Although not part of a conventional religious tradition, the pet afterlife detailed in the story of the Rainbow Bridge provides solace to many. Its origin is disputed — similar stories occur in Norse and Chumash Indian lore — but the recent popularized version derives from a prose poem published by both Paul C. Dahm and William Britton under the name “The Legend of the Rainbow Bridge” (here’s Britton’s version).
Nix the guilt
I am an expert in this area — why do you think I needed to establish this blog as a guilt-free zone? — and so feel confident about dividing feelings of guilt into two main categories:
Guilt over not doing right by your pet
If you are reading this and thereby showing concern, I know for a fact that you did the best you could for your pet. I received a heart-wrenching letter from a reader who questioned whether her dog blamed her at the end for her decision to euthanize; here’s my answer (multiple tissue alert).
Guilt at feeling worse about your pet’s death than about that of a human family member
Your feelings are your feelings; some are healthier than others but they can’t be right or wrong unless you act on them — or announce them. It’s probably not a good idea to bring up the fact that you miss your cat far more than you miss your late aunt Thelma at Thanksgiving dinner, but it’s perfectly okay to think it.
Turn to others (or not)
There are many resources available for those who need grief counseling or just a sympathetic ear. The ASPCA’s Pet Loss Hotline (1-877-474-3310) is among the National Pet Loss Support Hotlines and Resources provided by The Argus Institute. The Association of Pet Loss Bereavement offers a list of support groups and online forums throughout the country.

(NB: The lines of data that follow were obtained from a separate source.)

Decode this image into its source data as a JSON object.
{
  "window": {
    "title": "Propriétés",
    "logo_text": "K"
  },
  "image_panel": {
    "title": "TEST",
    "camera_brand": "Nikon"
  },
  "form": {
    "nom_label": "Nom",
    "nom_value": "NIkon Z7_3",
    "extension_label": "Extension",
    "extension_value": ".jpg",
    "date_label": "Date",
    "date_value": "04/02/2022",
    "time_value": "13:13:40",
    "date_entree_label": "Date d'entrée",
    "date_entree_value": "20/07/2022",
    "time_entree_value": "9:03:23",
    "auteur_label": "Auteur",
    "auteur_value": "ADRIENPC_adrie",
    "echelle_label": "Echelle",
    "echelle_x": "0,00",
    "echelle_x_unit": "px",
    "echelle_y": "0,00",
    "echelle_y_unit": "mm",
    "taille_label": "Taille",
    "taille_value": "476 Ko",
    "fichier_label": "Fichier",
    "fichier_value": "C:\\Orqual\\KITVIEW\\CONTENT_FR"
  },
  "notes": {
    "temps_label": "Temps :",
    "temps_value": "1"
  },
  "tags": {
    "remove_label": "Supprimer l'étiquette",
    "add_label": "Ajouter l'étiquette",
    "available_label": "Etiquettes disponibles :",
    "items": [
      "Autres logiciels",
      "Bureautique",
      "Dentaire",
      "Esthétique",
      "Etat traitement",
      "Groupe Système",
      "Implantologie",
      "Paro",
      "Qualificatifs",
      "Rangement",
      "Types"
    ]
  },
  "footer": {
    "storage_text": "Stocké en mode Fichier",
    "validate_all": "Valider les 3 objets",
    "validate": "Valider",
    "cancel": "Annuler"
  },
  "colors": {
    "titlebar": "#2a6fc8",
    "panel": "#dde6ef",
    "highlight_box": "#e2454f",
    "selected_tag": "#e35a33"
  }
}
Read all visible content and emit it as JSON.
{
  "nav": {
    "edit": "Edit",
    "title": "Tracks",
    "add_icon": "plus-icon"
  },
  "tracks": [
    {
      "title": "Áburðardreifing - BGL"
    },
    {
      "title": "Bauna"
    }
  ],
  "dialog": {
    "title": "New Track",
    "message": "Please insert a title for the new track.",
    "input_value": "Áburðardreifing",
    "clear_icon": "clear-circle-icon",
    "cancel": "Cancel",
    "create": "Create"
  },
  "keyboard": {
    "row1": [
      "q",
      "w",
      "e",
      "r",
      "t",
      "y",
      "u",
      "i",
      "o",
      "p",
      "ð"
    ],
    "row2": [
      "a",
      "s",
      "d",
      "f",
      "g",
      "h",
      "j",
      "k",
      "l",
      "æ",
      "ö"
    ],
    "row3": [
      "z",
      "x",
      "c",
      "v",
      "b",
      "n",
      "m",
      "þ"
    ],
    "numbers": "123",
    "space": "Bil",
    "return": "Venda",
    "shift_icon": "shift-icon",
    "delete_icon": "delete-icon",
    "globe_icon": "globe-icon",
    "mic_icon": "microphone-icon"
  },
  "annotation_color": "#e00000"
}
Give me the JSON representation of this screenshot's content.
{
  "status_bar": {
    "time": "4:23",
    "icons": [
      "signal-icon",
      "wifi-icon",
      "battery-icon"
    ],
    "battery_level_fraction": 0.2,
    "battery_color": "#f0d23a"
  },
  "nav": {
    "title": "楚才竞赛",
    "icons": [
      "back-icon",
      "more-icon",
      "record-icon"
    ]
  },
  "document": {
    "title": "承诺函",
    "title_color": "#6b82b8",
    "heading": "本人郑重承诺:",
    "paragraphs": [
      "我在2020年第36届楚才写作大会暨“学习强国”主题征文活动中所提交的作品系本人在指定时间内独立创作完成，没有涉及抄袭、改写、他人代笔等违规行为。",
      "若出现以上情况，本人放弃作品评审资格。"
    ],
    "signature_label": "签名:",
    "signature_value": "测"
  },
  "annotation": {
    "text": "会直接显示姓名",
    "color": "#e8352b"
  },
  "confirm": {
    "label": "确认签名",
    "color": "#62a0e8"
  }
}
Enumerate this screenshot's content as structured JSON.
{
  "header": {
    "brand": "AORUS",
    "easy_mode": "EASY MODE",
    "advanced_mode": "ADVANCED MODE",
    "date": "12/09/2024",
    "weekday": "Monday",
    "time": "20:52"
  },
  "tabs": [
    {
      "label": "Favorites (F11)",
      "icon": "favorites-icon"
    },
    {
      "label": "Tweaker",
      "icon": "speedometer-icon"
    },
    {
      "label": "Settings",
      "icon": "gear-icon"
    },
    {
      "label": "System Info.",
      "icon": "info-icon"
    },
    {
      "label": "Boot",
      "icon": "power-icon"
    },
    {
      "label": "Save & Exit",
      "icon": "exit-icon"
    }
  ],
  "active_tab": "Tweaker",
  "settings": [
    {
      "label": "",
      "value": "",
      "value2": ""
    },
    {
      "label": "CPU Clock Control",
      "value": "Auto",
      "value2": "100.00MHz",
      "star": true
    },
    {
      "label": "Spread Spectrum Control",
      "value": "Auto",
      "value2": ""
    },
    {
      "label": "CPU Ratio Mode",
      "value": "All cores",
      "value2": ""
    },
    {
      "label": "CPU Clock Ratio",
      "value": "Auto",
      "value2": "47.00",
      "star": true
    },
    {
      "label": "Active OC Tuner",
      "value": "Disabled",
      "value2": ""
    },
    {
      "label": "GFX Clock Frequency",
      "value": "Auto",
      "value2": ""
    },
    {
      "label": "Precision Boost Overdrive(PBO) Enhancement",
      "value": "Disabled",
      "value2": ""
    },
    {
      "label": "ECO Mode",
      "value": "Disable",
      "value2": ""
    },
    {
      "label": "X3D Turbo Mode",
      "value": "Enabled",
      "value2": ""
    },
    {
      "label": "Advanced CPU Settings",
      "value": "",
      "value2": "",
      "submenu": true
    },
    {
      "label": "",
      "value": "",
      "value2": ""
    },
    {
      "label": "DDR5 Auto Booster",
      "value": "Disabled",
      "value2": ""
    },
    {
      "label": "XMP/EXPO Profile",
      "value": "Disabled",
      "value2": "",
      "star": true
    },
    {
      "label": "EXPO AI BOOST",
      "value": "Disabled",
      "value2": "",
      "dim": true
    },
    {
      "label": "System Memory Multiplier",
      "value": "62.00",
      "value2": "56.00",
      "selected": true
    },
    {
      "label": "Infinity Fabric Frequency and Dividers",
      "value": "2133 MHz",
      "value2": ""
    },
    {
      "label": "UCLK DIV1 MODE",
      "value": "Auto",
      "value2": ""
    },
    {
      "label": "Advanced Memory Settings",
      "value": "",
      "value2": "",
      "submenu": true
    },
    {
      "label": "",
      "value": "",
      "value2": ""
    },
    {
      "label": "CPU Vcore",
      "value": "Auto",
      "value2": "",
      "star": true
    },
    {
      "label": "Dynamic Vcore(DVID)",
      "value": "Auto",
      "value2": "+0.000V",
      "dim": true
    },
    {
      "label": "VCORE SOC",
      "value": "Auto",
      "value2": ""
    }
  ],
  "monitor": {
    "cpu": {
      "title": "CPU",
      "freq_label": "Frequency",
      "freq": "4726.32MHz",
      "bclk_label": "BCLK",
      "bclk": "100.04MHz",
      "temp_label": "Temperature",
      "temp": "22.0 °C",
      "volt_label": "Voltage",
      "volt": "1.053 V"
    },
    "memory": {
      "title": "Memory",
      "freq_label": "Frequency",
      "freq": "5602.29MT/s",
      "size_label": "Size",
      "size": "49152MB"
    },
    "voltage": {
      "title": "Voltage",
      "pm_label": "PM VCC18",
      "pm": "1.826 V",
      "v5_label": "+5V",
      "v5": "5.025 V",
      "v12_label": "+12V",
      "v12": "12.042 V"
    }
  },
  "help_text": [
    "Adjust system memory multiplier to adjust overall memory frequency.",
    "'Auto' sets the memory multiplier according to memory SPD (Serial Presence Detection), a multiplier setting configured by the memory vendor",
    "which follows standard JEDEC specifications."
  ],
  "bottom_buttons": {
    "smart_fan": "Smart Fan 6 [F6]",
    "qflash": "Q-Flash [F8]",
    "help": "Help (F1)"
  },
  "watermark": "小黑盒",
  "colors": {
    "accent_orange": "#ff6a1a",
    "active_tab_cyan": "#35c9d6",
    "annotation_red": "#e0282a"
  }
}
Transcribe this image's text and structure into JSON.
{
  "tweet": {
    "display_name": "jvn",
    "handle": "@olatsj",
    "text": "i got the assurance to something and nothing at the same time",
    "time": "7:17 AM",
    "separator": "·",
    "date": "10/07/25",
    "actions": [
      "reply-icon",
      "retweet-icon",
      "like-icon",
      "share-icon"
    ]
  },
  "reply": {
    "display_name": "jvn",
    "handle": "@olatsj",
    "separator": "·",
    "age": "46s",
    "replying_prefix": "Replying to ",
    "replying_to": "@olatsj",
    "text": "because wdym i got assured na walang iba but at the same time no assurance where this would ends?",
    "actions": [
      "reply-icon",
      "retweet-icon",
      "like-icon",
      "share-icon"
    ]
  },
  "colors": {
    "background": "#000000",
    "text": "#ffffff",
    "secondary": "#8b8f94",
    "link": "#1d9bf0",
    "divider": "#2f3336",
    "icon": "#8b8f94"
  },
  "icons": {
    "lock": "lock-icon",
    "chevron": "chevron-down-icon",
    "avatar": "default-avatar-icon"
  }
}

Consider turning to your social media communities too. I can’t tell you how much support I’ve gotten for various Frankie-related problems from virtual friends on Twitter and, more recently, Facebook.
If you’re not a joiner or generally dislike sharing, consider a personalized dartboard, punching bag, or other inanimate target toward which you can channel your feelings of distress or anger.
I would strongly urge you not to eat or drink too much to suppress the pain, however. You’ll end up overweight and hung over without your pet around to accept you just the way you are.
Ignore the insensitive
At least those that you wish — or need (such as your boss) — to keep in your life in some capacity. If someone tells you you’re grieving too much or too long, resist the urge to respond in kind. It’s extremely tempting to offer an equally insensitive rejoinder, and that can only lead to insult escalation. Just file the remark away with all the other hurtful comments you’ll likely receive, and then haul it out to be mocked by members of your pet grief support group.
Cheek turning apparently works for some people, too, although not for those with whom I tend to socialize.
If you’re certain you won’t need and/or are unlikely ever to encounter these people again, saying very bad words, including a command to attempt the anatomically impossible, is an excellent option.